Kim Booth  -  Thursday, 21 August 2014

Tags: GMO Moratorium, GMOs

The Tasmanian Greens today sought to amend the government’s Genetically Modified Organisms Control Amendment Bill 2014, to make the current moratorium a permanent ban.

“To give our primary producers long-term investment and market security we need to legislate to make our current GE-free status permanent,” Greens Leader and Primary Industries spokesperson Kim Booth MP said.

“It was very disappointing to see the Labor Opposition back-flip on their election commitment to make permanent the current ban on GE food crops, when they voted with the Liberals to defeat the Greens’ amendment.”

“It was only in January this year that the-then Deputy Premier Bryan Green released a statement saying, ‘the government plans to continue a ban on genetically modified organisms (GMOs) for food crops and animals to maintain the integrity of Tasmania’s brand and maximise future marketing opportunities’.” [1]
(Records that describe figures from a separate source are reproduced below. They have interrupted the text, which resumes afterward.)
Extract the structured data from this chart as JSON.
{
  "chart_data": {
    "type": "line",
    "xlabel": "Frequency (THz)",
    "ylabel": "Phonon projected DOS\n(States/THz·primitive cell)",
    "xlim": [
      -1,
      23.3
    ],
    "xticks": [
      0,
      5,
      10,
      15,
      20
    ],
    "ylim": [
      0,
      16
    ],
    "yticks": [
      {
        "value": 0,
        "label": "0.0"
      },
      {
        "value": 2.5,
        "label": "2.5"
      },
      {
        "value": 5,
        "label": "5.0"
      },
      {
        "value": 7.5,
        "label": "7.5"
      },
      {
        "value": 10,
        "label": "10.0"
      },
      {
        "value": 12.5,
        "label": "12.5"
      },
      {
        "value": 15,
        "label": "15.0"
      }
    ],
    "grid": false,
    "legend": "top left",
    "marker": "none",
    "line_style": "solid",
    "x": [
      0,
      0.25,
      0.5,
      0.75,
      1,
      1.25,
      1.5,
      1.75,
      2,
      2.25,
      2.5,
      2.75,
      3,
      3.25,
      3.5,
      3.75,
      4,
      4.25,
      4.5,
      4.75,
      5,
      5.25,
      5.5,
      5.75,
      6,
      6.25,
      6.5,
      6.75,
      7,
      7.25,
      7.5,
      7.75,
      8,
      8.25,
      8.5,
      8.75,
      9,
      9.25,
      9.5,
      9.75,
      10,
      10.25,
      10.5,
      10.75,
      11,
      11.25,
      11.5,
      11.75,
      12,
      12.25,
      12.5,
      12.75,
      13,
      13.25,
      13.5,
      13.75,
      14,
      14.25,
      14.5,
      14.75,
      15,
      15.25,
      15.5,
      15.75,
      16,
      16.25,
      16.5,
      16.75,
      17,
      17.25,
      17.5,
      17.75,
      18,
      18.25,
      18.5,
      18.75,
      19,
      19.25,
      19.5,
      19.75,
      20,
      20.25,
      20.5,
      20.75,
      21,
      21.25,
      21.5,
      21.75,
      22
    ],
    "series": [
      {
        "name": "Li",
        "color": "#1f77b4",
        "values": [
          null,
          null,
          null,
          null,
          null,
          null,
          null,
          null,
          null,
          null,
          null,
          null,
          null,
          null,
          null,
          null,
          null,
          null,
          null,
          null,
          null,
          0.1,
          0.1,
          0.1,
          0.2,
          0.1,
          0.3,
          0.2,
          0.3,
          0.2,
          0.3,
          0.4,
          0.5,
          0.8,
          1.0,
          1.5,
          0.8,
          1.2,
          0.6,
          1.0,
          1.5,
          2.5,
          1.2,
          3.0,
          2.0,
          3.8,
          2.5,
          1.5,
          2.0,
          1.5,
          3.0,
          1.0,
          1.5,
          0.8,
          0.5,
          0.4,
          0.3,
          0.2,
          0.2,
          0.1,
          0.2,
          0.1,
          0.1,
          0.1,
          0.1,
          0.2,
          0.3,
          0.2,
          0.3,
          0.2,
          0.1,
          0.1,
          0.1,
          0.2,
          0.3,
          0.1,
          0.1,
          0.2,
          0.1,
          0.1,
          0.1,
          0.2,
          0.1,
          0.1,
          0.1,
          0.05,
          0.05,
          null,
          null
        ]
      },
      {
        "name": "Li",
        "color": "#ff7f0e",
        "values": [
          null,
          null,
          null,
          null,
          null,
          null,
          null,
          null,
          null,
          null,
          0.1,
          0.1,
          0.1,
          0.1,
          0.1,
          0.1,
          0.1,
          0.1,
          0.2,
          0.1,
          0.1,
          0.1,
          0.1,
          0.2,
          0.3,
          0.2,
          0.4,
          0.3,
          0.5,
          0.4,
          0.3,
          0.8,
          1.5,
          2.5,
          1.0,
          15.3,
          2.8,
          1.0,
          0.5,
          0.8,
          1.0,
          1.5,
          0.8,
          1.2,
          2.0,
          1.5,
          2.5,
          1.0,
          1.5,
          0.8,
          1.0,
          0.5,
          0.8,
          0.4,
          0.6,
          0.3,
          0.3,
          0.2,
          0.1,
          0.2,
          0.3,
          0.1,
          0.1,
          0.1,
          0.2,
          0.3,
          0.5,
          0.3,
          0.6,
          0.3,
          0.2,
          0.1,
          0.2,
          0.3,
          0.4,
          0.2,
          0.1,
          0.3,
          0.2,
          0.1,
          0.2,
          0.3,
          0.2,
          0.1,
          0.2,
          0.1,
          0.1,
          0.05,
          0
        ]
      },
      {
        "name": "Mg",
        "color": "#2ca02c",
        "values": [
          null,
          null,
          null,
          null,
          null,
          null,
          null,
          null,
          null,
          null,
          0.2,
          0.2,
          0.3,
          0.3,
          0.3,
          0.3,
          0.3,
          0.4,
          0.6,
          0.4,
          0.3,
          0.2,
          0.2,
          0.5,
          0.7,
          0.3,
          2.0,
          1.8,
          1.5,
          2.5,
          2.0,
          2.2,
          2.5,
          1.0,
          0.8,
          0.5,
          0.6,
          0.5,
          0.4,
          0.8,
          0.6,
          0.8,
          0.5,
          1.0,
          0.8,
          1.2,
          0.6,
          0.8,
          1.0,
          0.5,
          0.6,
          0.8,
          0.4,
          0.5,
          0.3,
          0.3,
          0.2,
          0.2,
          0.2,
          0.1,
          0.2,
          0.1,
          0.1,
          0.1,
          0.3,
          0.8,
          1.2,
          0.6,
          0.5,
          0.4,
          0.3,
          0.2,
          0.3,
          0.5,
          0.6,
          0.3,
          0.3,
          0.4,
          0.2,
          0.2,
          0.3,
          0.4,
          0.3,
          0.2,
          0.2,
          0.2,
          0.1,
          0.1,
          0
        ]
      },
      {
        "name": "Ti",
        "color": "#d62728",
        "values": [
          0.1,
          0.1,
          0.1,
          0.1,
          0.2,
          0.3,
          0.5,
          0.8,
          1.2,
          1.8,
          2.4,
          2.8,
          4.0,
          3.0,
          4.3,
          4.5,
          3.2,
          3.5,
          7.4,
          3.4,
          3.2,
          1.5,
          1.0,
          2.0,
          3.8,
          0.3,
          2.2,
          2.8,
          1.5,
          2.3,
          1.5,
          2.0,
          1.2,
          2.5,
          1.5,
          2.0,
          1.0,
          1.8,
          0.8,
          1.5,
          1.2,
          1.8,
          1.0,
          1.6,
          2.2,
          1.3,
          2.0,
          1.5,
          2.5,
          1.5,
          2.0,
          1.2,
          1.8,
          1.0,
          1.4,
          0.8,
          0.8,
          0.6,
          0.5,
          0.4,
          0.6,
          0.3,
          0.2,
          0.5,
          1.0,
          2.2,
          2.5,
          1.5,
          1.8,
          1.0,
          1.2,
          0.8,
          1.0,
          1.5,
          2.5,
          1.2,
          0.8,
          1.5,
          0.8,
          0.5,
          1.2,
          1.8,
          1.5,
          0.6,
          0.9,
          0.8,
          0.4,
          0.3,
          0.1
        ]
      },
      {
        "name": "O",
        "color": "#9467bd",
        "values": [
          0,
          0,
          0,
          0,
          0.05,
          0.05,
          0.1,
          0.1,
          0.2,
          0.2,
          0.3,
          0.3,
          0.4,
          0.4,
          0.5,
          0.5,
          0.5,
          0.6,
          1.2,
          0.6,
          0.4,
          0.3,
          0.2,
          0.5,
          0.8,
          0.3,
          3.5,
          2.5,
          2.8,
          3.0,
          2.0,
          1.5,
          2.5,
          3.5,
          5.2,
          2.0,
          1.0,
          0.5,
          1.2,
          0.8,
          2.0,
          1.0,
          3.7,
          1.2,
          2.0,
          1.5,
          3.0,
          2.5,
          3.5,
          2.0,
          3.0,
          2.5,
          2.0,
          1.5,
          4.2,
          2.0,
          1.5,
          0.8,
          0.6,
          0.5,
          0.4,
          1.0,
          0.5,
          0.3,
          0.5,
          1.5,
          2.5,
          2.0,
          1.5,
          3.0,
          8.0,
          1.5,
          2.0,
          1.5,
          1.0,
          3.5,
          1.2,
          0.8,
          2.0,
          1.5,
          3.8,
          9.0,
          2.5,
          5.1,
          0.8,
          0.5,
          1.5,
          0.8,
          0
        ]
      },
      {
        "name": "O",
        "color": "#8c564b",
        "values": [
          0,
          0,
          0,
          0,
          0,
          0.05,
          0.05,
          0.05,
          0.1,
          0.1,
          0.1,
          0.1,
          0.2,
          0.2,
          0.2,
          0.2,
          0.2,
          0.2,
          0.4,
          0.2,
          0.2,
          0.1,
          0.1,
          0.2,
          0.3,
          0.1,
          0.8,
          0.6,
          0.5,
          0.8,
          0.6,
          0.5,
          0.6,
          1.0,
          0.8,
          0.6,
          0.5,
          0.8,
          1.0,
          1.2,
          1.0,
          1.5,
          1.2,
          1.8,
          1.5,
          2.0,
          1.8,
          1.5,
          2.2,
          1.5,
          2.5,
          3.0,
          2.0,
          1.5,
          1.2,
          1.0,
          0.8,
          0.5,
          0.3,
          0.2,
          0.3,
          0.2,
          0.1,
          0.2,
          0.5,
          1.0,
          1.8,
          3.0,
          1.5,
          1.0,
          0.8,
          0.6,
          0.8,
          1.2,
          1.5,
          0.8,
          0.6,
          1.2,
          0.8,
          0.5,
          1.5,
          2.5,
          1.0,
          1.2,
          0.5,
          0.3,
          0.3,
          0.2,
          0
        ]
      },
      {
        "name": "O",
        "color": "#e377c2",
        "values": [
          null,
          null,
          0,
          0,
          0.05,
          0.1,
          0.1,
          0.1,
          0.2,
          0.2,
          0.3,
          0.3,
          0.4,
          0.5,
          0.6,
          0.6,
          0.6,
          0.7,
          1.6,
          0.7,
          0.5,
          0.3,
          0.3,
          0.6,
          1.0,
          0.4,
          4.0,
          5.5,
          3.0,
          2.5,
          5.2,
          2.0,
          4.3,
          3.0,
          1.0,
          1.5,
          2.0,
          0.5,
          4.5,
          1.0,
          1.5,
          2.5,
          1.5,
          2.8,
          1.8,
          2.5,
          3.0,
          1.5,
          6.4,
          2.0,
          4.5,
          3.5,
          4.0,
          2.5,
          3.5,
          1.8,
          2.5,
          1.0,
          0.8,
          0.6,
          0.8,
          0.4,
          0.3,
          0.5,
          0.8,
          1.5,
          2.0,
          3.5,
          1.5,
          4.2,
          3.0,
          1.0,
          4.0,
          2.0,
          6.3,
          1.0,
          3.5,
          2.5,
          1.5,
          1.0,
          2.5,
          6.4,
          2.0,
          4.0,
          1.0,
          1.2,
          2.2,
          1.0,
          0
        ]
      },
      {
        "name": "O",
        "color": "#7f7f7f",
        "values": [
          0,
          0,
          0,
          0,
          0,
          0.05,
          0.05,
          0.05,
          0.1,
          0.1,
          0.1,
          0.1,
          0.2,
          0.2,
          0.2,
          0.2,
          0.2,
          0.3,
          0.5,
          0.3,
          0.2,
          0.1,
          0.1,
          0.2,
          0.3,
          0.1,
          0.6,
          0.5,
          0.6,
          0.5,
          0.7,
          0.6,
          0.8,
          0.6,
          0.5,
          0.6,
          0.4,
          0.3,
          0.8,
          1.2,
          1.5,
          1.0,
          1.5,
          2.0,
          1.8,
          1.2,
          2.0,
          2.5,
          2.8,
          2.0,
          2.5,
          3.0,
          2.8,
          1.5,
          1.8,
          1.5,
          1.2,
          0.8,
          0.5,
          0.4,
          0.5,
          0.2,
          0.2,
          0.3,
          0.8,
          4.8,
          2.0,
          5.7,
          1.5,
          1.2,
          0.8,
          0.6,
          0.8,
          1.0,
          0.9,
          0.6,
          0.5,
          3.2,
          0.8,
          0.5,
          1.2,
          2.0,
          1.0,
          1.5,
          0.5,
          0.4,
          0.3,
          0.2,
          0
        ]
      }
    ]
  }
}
“As an island state Tasmania has enviable biosecurity advantages which we can leverage to secure national and international food markets, which are experiencing a growing demand for genuine GE-free produce,”

 “While an expiry date of November 2019 is preferable to one of November this year, all an expiry date does is lock in uncertainty for our food crop producers, honey producers, conventional GE-free farmers and organic farmers.”

“This Bill gave all three Parties the opportunity to provide long term investment, employment and marketing security for our producers and consumers, sadly it is an opportunity missed.” 

“Many stakeholders will be shocked to see Labor’s lack of integrity on this matter exposed, with their failure to vote in support of making the GE ban permanent just as they promised to do in the lead up to the state election,” Mr Booth said.

[1] Media Statement, Deputy Premier Bryan Green, “A GMO-free future for Tasmania”, 9 Jan 2014.